Atheros powerline communication chipsets serve as a transparent bridges between an Ethernet network and an active powerline or passive coax cable, effectively extending the Ethernet network. HomePlug® AV devices on the powerline, or at either end of a coax cable, will automatically detect each other and establish communications. Normal Ethernet frames that are detected by one HomePlug® AV device are passed over powerline or coax to other HomePlug® AV devices which then pass the frames on to any Etherenet devices that may be connected to them.
There are three levels of communication.
HomePlug® AV devices use a proprietary protocol defined by the HomePlug Powerline Alliance. In most cases, HomePlug® AV communications do not leave the powerline or coax media used to connect devices. Connected devices use this protocol to detect each other, establish connection, encapsulate Ethernet frames and route them between devices. This level of communications is proprietary and hidden. See the HomePlug Powerline Alliance HomePlug® AV Specification for more information.
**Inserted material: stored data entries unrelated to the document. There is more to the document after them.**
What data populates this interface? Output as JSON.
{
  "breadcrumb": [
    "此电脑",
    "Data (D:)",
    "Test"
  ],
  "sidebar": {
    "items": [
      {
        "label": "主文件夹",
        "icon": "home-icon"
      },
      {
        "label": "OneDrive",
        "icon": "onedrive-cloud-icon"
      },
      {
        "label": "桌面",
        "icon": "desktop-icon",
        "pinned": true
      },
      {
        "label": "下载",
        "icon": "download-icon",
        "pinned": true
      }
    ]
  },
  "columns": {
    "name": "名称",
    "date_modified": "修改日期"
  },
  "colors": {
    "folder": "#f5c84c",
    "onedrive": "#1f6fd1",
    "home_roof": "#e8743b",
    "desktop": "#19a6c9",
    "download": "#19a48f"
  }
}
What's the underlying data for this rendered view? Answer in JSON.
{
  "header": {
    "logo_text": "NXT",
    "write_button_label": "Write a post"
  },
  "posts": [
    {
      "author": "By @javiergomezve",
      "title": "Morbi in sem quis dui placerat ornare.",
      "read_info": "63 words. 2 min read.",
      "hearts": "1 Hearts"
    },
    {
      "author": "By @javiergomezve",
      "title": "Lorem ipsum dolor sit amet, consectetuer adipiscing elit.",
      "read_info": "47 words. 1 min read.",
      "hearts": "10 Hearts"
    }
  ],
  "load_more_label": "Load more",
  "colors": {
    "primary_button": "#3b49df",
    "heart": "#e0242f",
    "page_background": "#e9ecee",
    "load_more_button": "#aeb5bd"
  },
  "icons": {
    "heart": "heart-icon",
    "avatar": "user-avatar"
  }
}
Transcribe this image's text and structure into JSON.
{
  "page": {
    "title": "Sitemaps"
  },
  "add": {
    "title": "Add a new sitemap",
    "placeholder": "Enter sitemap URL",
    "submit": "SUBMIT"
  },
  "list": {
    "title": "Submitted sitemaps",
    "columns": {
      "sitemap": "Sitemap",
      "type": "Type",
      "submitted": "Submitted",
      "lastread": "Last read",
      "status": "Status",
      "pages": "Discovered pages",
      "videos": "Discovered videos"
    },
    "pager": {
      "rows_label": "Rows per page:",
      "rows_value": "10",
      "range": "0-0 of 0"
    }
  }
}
Atheros devices use a subset of the HomePlug® AV protocol, mentioned above, to communicate with a local host processor. The subset is known as
vendor-specific messages
. Atheros vendor-specific messages are intercepted and processed by Atheros devices. In some cases, they are forwared over powerline or coax to other Atheros devices. Atheros vendor-specific messages are used to interrogate, synchronize, configure and control Atheros devices without affecting HomePlug® AV devices from other manufacturers. See the Atheros HomePlug® AV Firmware Technical Reference Manual for more information.
This is the normal network traffic that passes transparently from local Ethernet, over powerline or coax, to remote Ethernet through HomePlug® AV devices.